声優ユニット・イヤホンズの楽曲に『あたしのなかのものがたり』がある。
人生最大の分岐点で「安定の道」と「冒険の道」、どちらに進むか迷った主人公が、それぞれの道に進んだ世界線の自分と会話することによって「大事なのは未来の自分」という答えを出す。どちらを選んでも良い。結局そこから先の生き方次第で人生は決まる。
大手企業に就職し、スーツを着てPCのキーボードを叩き、会議でプレゼンしたり外回りで取引先と交渉したり、いわゆるサラリーマンのテンプレを踏襲することが安定の道だとすれば、激務でブラックと揶揄されがちな飲食業界は冒険の道なのかもしれない。どちらに進んでも良い。自分次第でいくらでも成長できるはずだ……そのはずだった。
私は安定でも冒険でもない中途半端な人生を歩んでしまった。
ただ仕事に追われるだけの日々。

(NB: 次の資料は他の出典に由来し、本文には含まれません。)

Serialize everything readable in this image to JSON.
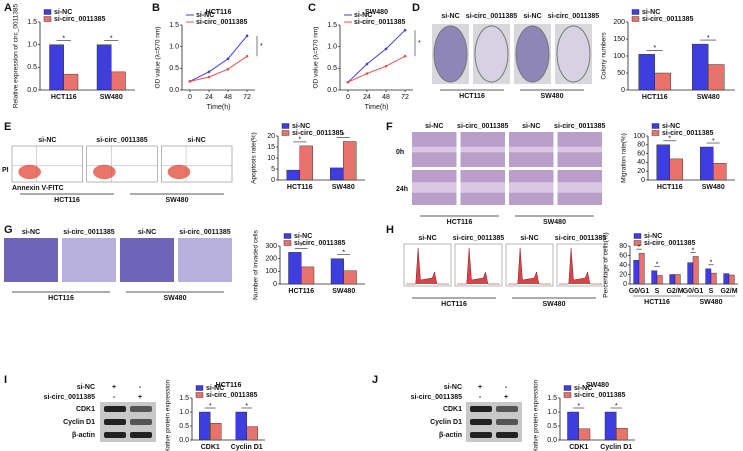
{
  "chart_data": [
    {
      "panel": "A",
      "type": "bar",
      "ylabel": "Relative expression of circ_0011385",
      "categories": [
        "HCT116",
        "SW480"
      ],
      "series": [
        {
          "name": "si-NC",
          "color": "#3d3de0",
          "values": [
            1.0,
            1.0
          ]
        },
        {
          "name": "si-circ_0011385",
          "color": "#e8736c",
          "values": [
            0.35,
            0.4
          ]
        }
      ],
      "ylim": [
        0,
        1.5
      ],
      "yticks": [
        {
          "value": 0,
          "label": "0.0"
        },
        {
          "value": 0.5,
          "label": "0.5"
        },
        {
          "value": 1,
          "label": "1.0"
        },
        {
          "value": 1.5,
          "label": "1.5"
        }
      ],
      "legend": "top-left",
      "annotations": [
        "*",
        "*"
      ]
    },
    {
      "panel": "B",
      "type": "line",
      "title": "HCT116",
      "xlabel": "Time(h)",
      "ylabel": "OD value (λ=570 nm)",
      "x": [
        0,
        24,
        48,
        72
      ],
      "xlim": [
        -10,
        82
      ],
      "xticks": [
        0,
        24,
        48,
        72
      ],
      "series": [
        {
          "name": "si-NC",
          "color": "#3d3de0",
          "values": [
            0.2,
            0.42,
            0.72,
            1.25
          ]
        },
        {
          "name": "si-circ_0011385",
          "color": "#e0544f",
          "values": [
            0.2,
            0.3,
            0.48,
            0.78
          ]
        }
      ],
      "ylim": [
        0,
        1.5
      ],
      "yticks": [
        {
          "value": 0,
          "label": "0.0"
        },
        {
          "value": 0.5,
          "label": "0.5"
        },
        {
          "value": 1,
          "label": "1.0"
        },
        {
          "value": 1.5,
          "label": "1.5"
        }
      ],
      "legend": "top-left",
      "annotations": [
        "*"
      ]
    },
    {
      "panel": "C",
      "type": "line",
      "title": "SW480",
      "xlabel": "Time(h)",
      "ylabel": "OD value (λ=570 nm)",
      "x": [
        0,
        24,
        48,
        72
      ],
      "xlim": [
        -10,
        82
      ],
      "xticks": [
        0,
        24,
        48,
        72
      ],
      "series": [
        {
          "name": "si-NC",
          "color": "#3d3de0",
          "values": [
            0.18,
            0.6,
            0.95,
            1.38
          ]
        },
        {
          "name": "si-circ_0011385",
          "color": "#e0544f",
          "values": [
            0.18,
            0.38,
            0.55,
            0.78
          ]
        }
      ],
      "ylim": [
        0,
        1.5
      ],
      "yticks": [
        {
          "value": 0,
          "label": "0.0"
        },
        {
          "value": 0.5,
          "label": "0.5"
        },
        {
          "value": 1,
          "label": "1.0"
        },
        {
          "value": 1.5,
          "label": "1.5"
        }
      ],
      "legend": "top-left",
      "annotations": [
        "*"
      ]
    },
    {
      "panel": "D",
      "type": "bar",
      "ylabel": "Colony numbers",
      "categories": [
        "HCT116",
        "SW480"
      ],
      "series": [
        {
          "name": "si-NC",
          "color": "#3d3de0",
          "values": [
            105,
            135
          ]
        },
        {
          "name": "si-circ_0011385",
          "color": "#e8736c",
          "values": [
            50,
            75
          ]
        }
      ],
      "ylim": [
        0,
        200
      ],
      "yticks": [
        0,
        50,
        100,
        150,
        200
      ],
      "legend": "top-left",
      "annotations": [
        "*",
        "*"
      ]
    },
    {
      "panel": "E",
      "type": "bar",
      "ylabel": "Apoptosis rate(%)",
      "categories": [
        "HCT116",
        "SW480"
      ],
      "series": [
        {
          "name": "si-NC",
          "color": "#3d3de0",
          "values": [
            4.5,
            5.5
          ]
        },
        {
          "name": "si-circ_0011385",
          "color": "#e8736c",
          "values": [
            15.5,
            17.5
          ]
        }
      ],
      "ylim": [
        0,
        20
      ],
      "yticks": [
        0,
        5,
        10,
        15,
        20
      ],
      "legend": "top-left",
      "annotations": [
        "*",
        "*"
      ]
    },
    {
      "panel": "F",
      "type": "bar",
      "ylabel": "Migration rate(%)",
      "categories": [
        "HCT116",
        "SW480"
      ],
      "series": [
        {
          "name": "si-NC",
          "color": "#3d3de0",
          "values": [
            80,
            75
          ]
        },
        {
          "name": "si-circ_0011385",
          "color": "#e8736c",
          "values": [
            48,
            38
          ]
        }
      ],
      "ylim": [
        0,
        100
      ],
      "yticks": [
        0,
        20,
        40,
        60,
        80,
        100
      ],
      "legend": "top-left",
      "annotations": [
        "*",
        "*"
      ]
    },
    {
      "panel": "G",
      "type": "bar",
      "ylabel": "Number of invaded cells",
      "categories": [
        "HCT116",
        "SW480"
      ],
      "series": [
        {
          "name": "si-NC",
          "color": "#3d3de0",
          "values": [
            250,
            200
          ]
        },
        {
          "name": "si-circ_0011385",
          "color": "#e8736c",
          "values": [
            135,
            105
          ]
        }
      ],
      "ylim": [
        0,
        300
      ],
      "yticks": [
        0,
        100,
        200,
        300
      ],
      "legend": "top-left",
      "annotations": [
        "*",
        "*"
      ]
    },
    {
      "panel": "H",
      "type": "bar",
      "ylabel": "Percentage of cells(%)",
      "categories": [
        "G0/G1",
        "S",
        "G2/M",
        "G0/G1",
        "S",
        "G2/M"
      ],
      "group_labels": [
        "HCT116",
        "SW480"
      ],
      "series": [
        {
          "name": "si-NC",
          "color": "#3d3de0",
          "values": [
            50,
            28,
            20,
            45,
            32,
            22
          ]
        },
        {
          "name": "si-circ_0011385",
          "color": "#e8736c",
          "values": [
            65,
            18,
            20,
            58,
            23,
            19
          ]
        }
      ],
      "ylim": [
        0,
        80
      ],
      "yticks": [
        0,
        20,
        40,
        60,
        80
      ],
      "legend": "top-left",
      "annotations": [
        "*",
        "*",
        null,
        "*",
        "*",
        null
      ]
    },
    {
      "panel": "I",
      "type": "bar",
      "title": "HCT116",
      "ylabel": "Relative protein expression",
      "categories": [
        "CDK1",
        "Cyclin D1"
      ],
      "series": [
        {
          "name": "si-NC",
          "color": "#3d3de0",
          "values": [
            1.0,
            1.0
          ]
        },
        {
          "name": "si-circ_0011385",
          "color": "#e8736c",
          "values": [
            0.6,
            0.48
          ]
        }
      ],
      "ylim": [
        0,
        1.5
      ],
      "yticks": [
        {
          "value": 0,
          "label": "0.0"
        },
        {
          "value": 0.5,
          "label": "0.5"
        },
        {
          "value": 1,
          "label": "1.0"
        },
        {
          "value": 1.5,
          "label": "1.5"
        }
      ],
      "legend": "top-left",
      "annotations": [
        "*",
        "*"
      ]
    },
    {
      "panel": "J",
      "type": "bar",
      "title": "SW480",
      "ylabel": "Relative protein expression",
      "categories": [
        "CDK1",
        "Cyclin D1"
      ],
      "series": [
        {
          "name": "si-NC",
          "color": "#3d3de0",
          "values": [
            1.0,
            1.0
          ]
        },
        {
          "name": "si-circ_0011385",
          "color": "#e8736c",
          "values": [
            0.4,
            0.42
          ]
        }
      ],
      "ylim": [
        0,
        1.5
      ],
      "yticks": [
        {
          "value": 0,
          "label": "0.0"
        },
        {
          "value": 0.5,
          "label": "0.5"
        },
        {
          "value": 1,
          "label": "1.0"
        },
        {
          "value": 1.5,
          "label": "1.5"
        }
      ],
      "legend": "top-left",
      "annotations": [
        "*",
        "*"
      ]
    }
  ],
  "images": {
    "D": {
      "labels": [
        "si-NC",
        "si-circ_0011385",
        "si-NC",
        "si-circ_0011385"
      ],
      "groups": [
        "HCT116",
        "SW480"
      ]
    },
    "E": {
      "labels": [
        "si-NC",
        "si-circ_0011385",
        "si-NC"
      ],
      "groups": [
        "HCT116",
        "SW480"
      ],
      "y_axis": "PI",
      "x_axis": "Annexin V-FITC"
    },
    "F": {
      "labels": [
        "si-NC",
        "si-circ_0011385",
        "si-NC",
        "si-circ_0011385"
      ],
      "rows": [
        "0h",
        "24h"
      ],
      "groups": [
        "HCT116",
        "SW480"
      ]
    },
    "G": {
      "labels": [
        "si-NC",
        "si-circ_0011385",
        "si-NC",
        "si-circ_0011385"
      ],
      "groups": [
        "HCT116",
        "SW480"
      ]
    },
    "H": {
      "labels": [
        "si-NC",
        "si-circ_0011385",
        "si-NC",
        "si-circ_0011385"
      ],
      "groups": [
        "HCT116",
        "SW480"
      ]
    },
    "I": {
      "rows": [
        "si-NC",
        "si-circ_0011385"
      ],
      "signs": [
        [
          "+",
          "-"
        ],
        [
          "-",
          "+"
        ]
      ],
      "bands": [
        "CDK1",
        "Cyclin D1",
        "β-actin"
      ]
    },
    "J": {
      "rows": [
        "si-NC",
        "si-circ_0011385"
      ],
      "signs": [
        [
          "+",
          "-"
        ],
        [
          "-",
          "+"
        ]
      ],
      "bands": [
        "CDK1",
        "Cyclin D1",
        "β-actin"
      ]
    }
  }
}
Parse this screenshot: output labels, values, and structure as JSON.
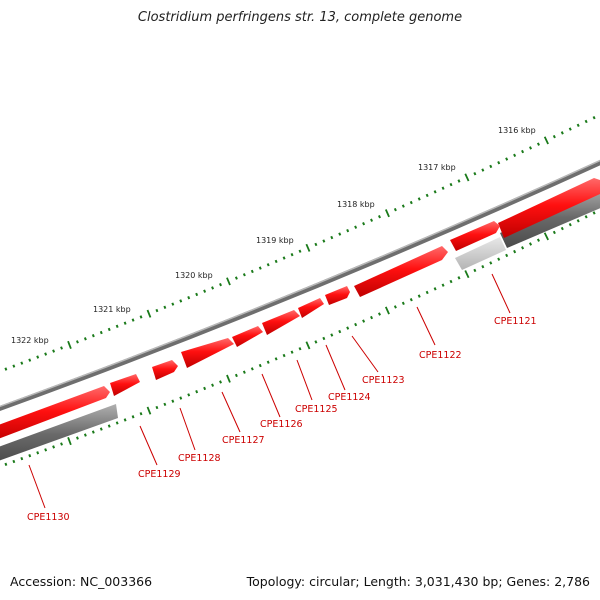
{
  "title": "Clostridium perfringens str. 13, complete genome",
  "footer": {
    "accession": "Accession: NC_003366",
    "stats": "Topology: circular; Length: 3,031,430 bp; Genes: 2,786"
  },
  "colors": {
    "forward_gene": "#ff0000",
    "reverse_gene": "#707070",
    "reverse_gene_light": "#c8c8c8",
    "backbone": "#8a8a8a",
    "tick": "#1a7a1a",
    "label": "#cc0000"
  },
  "kbp_labels": [
    "1316 kbp",
    "1317 kbp",
    "1318 kbp",
    "1319 kbp",
    "1320 kbp",
    "1321 kbp",
    "1322 kbp"
  ],
  "genes": [
    "CPE1121",
    "CPE1122",
    "CPE1123",
    "CPE1124",
    "CPE1125",
    "CPE1126",
    "CPE1127",
    "CPE1128",
    "CPE1129",
    "CPE1130"
  ]
}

追われるだけで精一杯なのが一番危険で、得るものも学びも気付きさえもない。その余裕が無いからである。毎日でも週一でも良いから、仕事に関する反省や気付き、ただの感想でもノートなりnoteなりに書き留めておくことが大事なのだろう。Twitterで愚痴るのだけは誰も得しないから控えるべきだが。
ダメだ。またしても上手くまとまらない。何が言いたいのか自分でも分からない。今日も仕事が始まるので一旦終わる。